O novo cenário eleitoral já está desenhado, mas a pintura ainda não está concluída. O que se tem de concreto é que o quadro não tem mais fundo falso, tampouco um único artista. A sacudidela no balde de tintas deixou claro para os 152 milhões de eleitores que devemos desconfiar daqueles que afirmam ter o monopólio da verdade e mais ainda dos que se dizem dono do mundo. E de um Exército para chamar de seu. De repente, uma canetada mal dada ou um tiro para acertar no que não se vê muda tudo. O resumo da ópera é que a vida é uma peça de teatro ao vivo, cuja consequência é não permitir erros. Uma célebre frase de Charles Chaplin define bem os últimos dias da política nacional. “Cante, chore, dance, ria e viva intensamente antes que a cortina se feche e a peça termine sem aplausos”.

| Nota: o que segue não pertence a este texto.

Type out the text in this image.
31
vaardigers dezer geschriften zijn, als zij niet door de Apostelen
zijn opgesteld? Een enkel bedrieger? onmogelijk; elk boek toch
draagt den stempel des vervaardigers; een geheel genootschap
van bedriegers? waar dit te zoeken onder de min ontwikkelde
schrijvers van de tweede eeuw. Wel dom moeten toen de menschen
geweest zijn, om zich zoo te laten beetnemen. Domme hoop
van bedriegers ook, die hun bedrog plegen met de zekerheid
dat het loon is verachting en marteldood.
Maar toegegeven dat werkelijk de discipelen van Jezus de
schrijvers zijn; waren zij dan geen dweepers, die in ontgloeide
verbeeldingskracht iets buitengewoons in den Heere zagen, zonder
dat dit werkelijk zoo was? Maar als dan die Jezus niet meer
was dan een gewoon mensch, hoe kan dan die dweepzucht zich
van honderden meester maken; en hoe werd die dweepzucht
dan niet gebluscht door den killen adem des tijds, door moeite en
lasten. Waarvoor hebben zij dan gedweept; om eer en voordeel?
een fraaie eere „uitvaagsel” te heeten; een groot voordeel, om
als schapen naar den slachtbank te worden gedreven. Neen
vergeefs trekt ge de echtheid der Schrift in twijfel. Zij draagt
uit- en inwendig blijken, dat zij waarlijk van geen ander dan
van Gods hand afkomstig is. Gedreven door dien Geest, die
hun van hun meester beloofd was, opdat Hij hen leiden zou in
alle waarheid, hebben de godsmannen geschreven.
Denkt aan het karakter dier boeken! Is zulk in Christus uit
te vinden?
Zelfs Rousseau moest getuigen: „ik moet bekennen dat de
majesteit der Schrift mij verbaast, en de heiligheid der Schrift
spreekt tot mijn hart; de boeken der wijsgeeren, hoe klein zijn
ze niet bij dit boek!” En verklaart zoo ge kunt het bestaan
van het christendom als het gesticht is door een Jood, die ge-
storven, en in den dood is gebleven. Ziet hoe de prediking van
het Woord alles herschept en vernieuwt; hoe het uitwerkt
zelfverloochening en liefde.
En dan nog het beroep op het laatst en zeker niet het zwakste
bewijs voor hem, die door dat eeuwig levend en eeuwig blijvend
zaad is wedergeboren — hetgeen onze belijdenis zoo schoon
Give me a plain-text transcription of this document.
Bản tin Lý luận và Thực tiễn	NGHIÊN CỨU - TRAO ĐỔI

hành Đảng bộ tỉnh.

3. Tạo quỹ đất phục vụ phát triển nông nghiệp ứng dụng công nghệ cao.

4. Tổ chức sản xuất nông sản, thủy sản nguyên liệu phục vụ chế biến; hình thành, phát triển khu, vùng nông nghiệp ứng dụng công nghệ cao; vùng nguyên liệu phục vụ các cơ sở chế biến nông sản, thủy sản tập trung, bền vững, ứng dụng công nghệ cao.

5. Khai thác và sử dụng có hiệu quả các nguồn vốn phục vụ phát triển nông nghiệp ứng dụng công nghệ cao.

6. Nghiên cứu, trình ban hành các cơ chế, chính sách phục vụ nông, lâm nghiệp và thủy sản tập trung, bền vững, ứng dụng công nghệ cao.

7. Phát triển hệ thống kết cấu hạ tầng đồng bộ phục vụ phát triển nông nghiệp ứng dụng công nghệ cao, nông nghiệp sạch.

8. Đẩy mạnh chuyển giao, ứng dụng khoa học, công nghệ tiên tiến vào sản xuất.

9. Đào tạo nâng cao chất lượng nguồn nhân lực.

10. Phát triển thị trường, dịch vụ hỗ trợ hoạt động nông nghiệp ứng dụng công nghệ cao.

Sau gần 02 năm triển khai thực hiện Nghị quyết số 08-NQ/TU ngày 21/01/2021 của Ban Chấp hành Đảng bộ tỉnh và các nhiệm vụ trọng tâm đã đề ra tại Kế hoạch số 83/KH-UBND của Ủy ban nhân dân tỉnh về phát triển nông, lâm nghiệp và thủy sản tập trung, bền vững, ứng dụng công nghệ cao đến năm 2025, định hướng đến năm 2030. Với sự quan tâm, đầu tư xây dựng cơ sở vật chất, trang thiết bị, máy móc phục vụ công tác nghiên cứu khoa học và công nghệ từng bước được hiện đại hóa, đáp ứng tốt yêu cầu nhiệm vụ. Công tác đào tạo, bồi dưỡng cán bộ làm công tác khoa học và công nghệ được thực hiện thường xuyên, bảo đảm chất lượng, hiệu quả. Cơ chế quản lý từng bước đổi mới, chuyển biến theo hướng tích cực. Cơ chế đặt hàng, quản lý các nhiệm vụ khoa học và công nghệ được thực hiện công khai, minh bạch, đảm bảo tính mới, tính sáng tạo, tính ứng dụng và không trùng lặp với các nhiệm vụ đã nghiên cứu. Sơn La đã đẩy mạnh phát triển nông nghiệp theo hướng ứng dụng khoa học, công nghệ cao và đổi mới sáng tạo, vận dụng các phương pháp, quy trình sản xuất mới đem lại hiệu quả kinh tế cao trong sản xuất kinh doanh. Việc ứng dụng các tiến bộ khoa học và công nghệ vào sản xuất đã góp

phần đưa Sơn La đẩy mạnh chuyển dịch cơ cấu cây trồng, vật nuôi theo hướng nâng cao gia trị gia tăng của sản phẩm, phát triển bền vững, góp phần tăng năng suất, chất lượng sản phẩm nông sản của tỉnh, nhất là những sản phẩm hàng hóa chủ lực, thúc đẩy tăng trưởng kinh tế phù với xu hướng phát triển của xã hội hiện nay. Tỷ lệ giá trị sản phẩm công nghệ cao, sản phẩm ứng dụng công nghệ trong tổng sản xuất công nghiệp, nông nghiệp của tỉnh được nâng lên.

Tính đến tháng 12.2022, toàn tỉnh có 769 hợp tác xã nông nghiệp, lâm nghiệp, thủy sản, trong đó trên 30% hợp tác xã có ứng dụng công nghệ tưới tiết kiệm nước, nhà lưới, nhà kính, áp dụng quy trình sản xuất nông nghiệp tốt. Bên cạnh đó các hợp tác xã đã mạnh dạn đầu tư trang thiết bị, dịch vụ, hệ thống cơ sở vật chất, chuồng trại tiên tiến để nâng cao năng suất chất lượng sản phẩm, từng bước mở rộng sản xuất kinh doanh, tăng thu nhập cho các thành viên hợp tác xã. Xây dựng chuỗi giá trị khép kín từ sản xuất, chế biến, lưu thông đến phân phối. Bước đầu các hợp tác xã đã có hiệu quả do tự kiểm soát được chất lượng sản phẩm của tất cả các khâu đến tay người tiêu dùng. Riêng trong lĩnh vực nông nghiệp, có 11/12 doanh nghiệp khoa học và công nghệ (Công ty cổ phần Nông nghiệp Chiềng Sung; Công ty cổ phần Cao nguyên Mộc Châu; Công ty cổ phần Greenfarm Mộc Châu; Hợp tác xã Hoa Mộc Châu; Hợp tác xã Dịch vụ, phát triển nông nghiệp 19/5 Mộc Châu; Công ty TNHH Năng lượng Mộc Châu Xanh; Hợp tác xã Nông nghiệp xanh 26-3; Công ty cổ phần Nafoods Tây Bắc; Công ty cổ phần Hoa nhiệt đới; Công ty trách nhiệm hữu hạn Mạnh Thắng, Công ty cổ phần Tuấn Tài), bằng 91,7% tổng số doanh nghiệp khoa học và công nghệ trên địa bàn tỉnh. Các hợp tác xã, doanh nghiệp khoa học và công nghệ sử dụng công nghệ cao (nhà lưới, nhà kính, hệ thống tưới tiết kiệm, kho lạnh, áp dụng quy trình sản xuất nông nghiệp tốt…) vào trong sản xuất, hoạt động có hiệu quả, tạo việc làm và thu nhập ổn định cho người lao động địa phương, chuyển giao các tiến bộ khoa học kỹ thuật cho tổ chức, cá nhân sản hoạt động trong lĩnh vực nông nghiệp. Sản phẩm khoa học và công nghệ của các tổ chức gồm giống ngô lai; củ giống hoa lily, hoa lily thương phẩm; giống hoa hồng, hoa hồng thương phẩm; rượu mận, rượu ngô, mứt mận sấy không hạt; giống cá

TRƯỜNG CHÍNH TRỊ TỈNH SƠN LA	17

É o mesmo que dizer: na vida tudo passa, mas nem tudo a gente esquece. A linguagem quase metafórica tem a ver com a desnecessidade de clareza nas palavras, de modo a não ferir suscetibilidades à direita ou à esquerda, divisão que não consegue ser explicada sequer por quem a vive. Definir alinhamento político somente por meio do viés partidário é tão ilógico como patético. Ou como acredita muita gente de baixa batente É o mesmo que tentar explicar o que são coxinhas, pão com mortadela, bolsominions e afins. A verdade é que ninguém consegue. Nos dias de hoje, é difícil explicar um esquerdopata elogiado por parlamentares do DEM, apoiado por integrantes do PSDB e defendido por parcela expressiva do empresariado. Também gera dificuldades – e muitas – admitir um direitopata fechando acordos com o Centrão apenas para garantir a governabilidade, quando sente as rédeas escapar como água entre os dedos.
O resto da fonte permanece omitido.